Monday, February 27, 2012

Television Comedies

We've already established that I watch way too much television.

If I were smart, I would have found  a way to make a living watching television.  But I didn't.  And I even did a stint in Southern California which would have been an ideal place to find such a job.

But I digress.  As usual.

I have noticed a trend in television comedies where the pilot's hook - the explanation of gathering this group of people together, or the way they tie to each other - is often lost as the series progresses.  What we come back to watch - if we come back to watch - are the characters and how they interact with each other.

Seinfeld, at least, was honest that his show was about nothing.  Of course, I never really watched it.  Maybe that's why. 

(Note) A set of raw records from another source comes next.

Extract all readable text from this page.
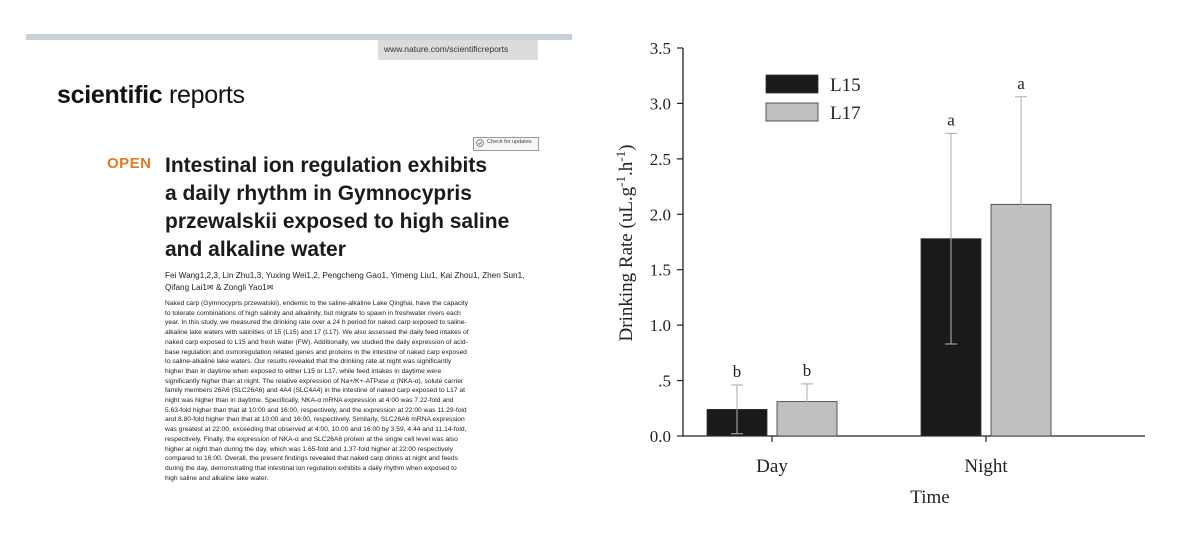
www.nature.com/scientificreports
scientific reports
Check for updates
OPEN Intestinal ion regulation exhibits
a daily rhythm in Gymnocypris
przewalskii exposed to high saline
and alkaline water
Fei Wang1,2,3, Lin Zhu1,3, Yuxing Wei1,2, Pengcheng Gao1, Yimeng Liu1, Kai Zhou1, Zhen Sun1,
Qifang Lai1✉ & Zongli Yao1✉
Naked carp (Gymnocypris przewalskii), endemic to the saline-alkaline Lake Qinghai, have the capacity
to tolerate combinations of high salinity and alkalinity, but migrate to spawn in freshwater rivers each
year. In this study, we measured the drinking rate over a 24 h period for naked carp exposed to saline-
alkaline lake waters with salinities of 15 (L15) and 17 (L17). We also assessed the daily feed intakes of
naked carp exposed to L15 and fresh water (FW). Additionally, we studied the daily expression of acid-
base regulation and osmoregulation related genes and proteins in the intestine of naked carp exposed
to saline-alkaline lake waters. Our results revealed that the drinking rate at night was significantly
higher than in daytime when exposed to either L15 or L17, while feed intakes in daytime were
significantly higher than at night. The relative expression of Na+/K+-ATPase α (NKA-α), solute carrier
family members 26A6 (SLC26A6) and 4A4 (SLC4A4) in the intestine of naked carp exposed to L17 at
night was higher than in daytime. Specifically, NKA-α mRNA expression at 4:00 was 7.22-fold and
5.63-fold higher than that at 10:00 and 16:00, respectively, and the expression at 22:00 was 11.29-fold
and 8.80-fold higher than that at 10:00 and 16:00, respectively. Similarly, SLC26A6 mRNA expression
was greatest at 22:00, exceeding that observed at 4:00, 10:00 and 16:00 by 3.59, 4.44 and 11.14-fold,
respectively. Finally, the expression of NKA-α and SLC26A6 protein at the single cell level was also
higher at night than during the day, which was 1.65-fold and 1.37-fold higher at 22:00 respectively
compared to 16:00. Overall, the present findings revealed that naked carp drinks at night and feeds
during the day, demonstrating that intestinal ion regulation exhibits a daily rhythm when exposed to
high saline and alkaline lake water.
0.0
.5
1.0
1.5
2.0
2.5
3.0
3.5
Day	Night
b	b
a
a
L15
L17
Time
Drinking Rate $(uL.g^{-1}.h^{-1})$
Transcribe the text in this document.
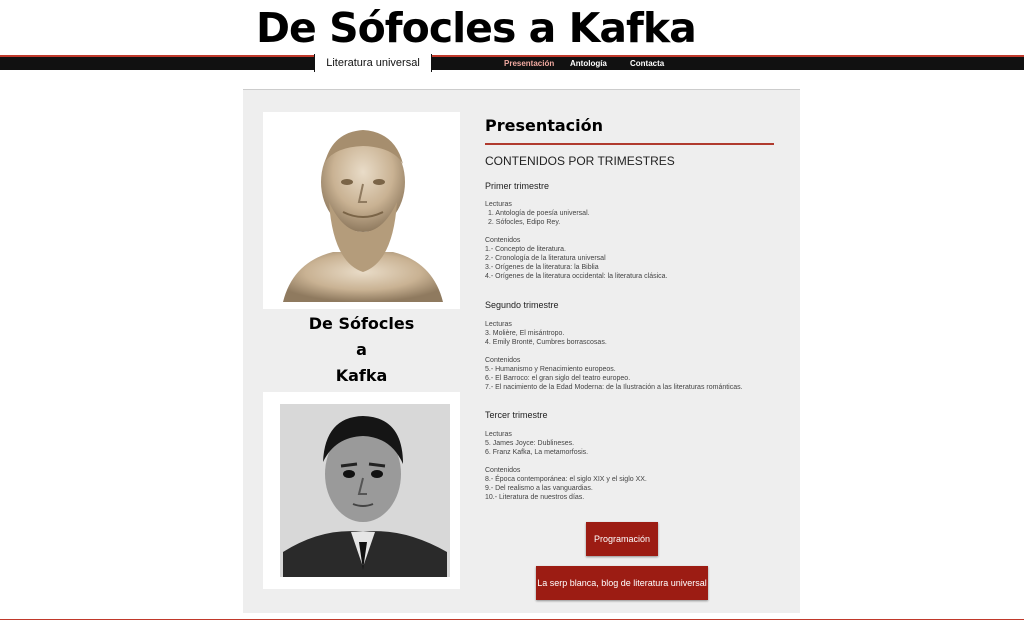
De Sófocles a Kafka
Literatura universal	Presentación Antología	Contacta
De Sófocles
a
Kafka
Presentación
CONTENIDOS POR TRIMESTRES
Primer trimestre
Lecturas
1. Antología de poesía universal.
2. Sófocles, Edipo Rey.
Contenidos
1.- Concepto de literatura.
2.- Cronología de la literatura universal
3.- Orígenes de la literatura: la Biblia
4.- Orígenes de la literatura occidental: la literatura clásica.
Segundo trimestre
Lecturas
3. Molière, El misántropo.
4. Emily Brontë, Cumbres borrascosas.
Contenidos
5.- Humanismo y Renacimiento europeos.
6.- El Barroco: el gran siglo del teatro europeo.
7.- El nacimiento de la Edad Moderna: de la Ilustración a las literaturas románticas.
Tercer trimestre
Lecturas
5. James Joyce: Dublineses.
6. Franz Kafka, La metamorfosis.
Contenidos
8.- Época contemporánea: el siglo XIX y el siglo XX.
9.- Del realismo a las vanguardias.
10.- Literatura de nuestros días.
Programación
La serp blanca, blog de literatura universal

Actually, that's not why.  I have watched an awful lot of shows about nothing.  I just didn't relate to the characters.  Although I do like Julia Louis-Dreyfus, and enjoyed The New Adventures of Old Christine

But I digress.  As usual.

I watch Happy Endings.  The pilot premise was a bride leaving her groom at the altar, and about whether or how we get our "Happy Endings".  Or so I think.  I know the bride leaving the groom thing was in there.  But I'm presuming that is a little what is behind the title. 

But we don't come back because we wonder about the wedding.  If you tuned in after the pilot, you might not even realize that two of the characters were going to get married before one of them pulled a Julia Roberts Runaway Bride moment.  Because what we have fallen for, if we have fallen, is the characters.

Most would attribute this to the Friends phenomenon.  But I wonder if Friends was really the beginning, or if we just grew accustomed to that coffee shop, that when we see others gather sitting around, we hearken back to that particular sit-com.

But even the classic comedies had an essential tie that brought everyone together, and it was the characters that kept us coming back.  Two with Ted Knight come to mind: The Mary Tyler Moore Show and Too Close For Comfort.  But then, that is the term "situational" comedy. We create a situation, and then we laugh about it.  Three's Company

Cougartown, currently, is really fighting its name.  Yes, I believe, although I never watched its pilot, it did begin with the idea of a cougar looking for, um, prey.  But that is not what it has evolved into.  Not the show I've started watching.  Even the promos - the opening credits - state this isn't what you think it is. 

So is it the situation, a bar in Cheers, that keeps us coming back, or is it Norm, or the other characters whom we grow to love?  Yes, Don Knotts was funny both as Barney Fife, and as Mr. Farley in Three's Company.  But is it small town North Carolina that draws us to Mayberry, or the aw shucks attitude of the characters? 

(Did you not get the memo? I watch way too much television!)

New Girl is another example of a silly comedy that I haven't decided if I like or not, but really, again, the situation - a girl moving in with a few guys as room-mates - really becomes background to the characters.  Zooey Deschanel's character is really the situation of this show.  Again, showing, that really what we have are character-comedies, not situational comedies.  Yes, sometimes the situation will create the comedy - how many misunderstandings about Jack with Janet and Chrissy, and Janet and the other two girls who replaced Suzanne Somers over the years *were* based upon the situation of a man living with two women.  Then, it was a more awkward situation.  Today, New Girl's situation doesn't seem that strange.  But what brought you back to Three's Company (besides that it was on re-runs so often in my childhood that you couldn't miss it even if you wanted to) was the characters and their interactions with each other. 

So, at the end of the day, for a pilot to succeed there has to be registrable chemistry between its characters.  It may be the situation that gets us to watch, but it is the characters that keep us in tune.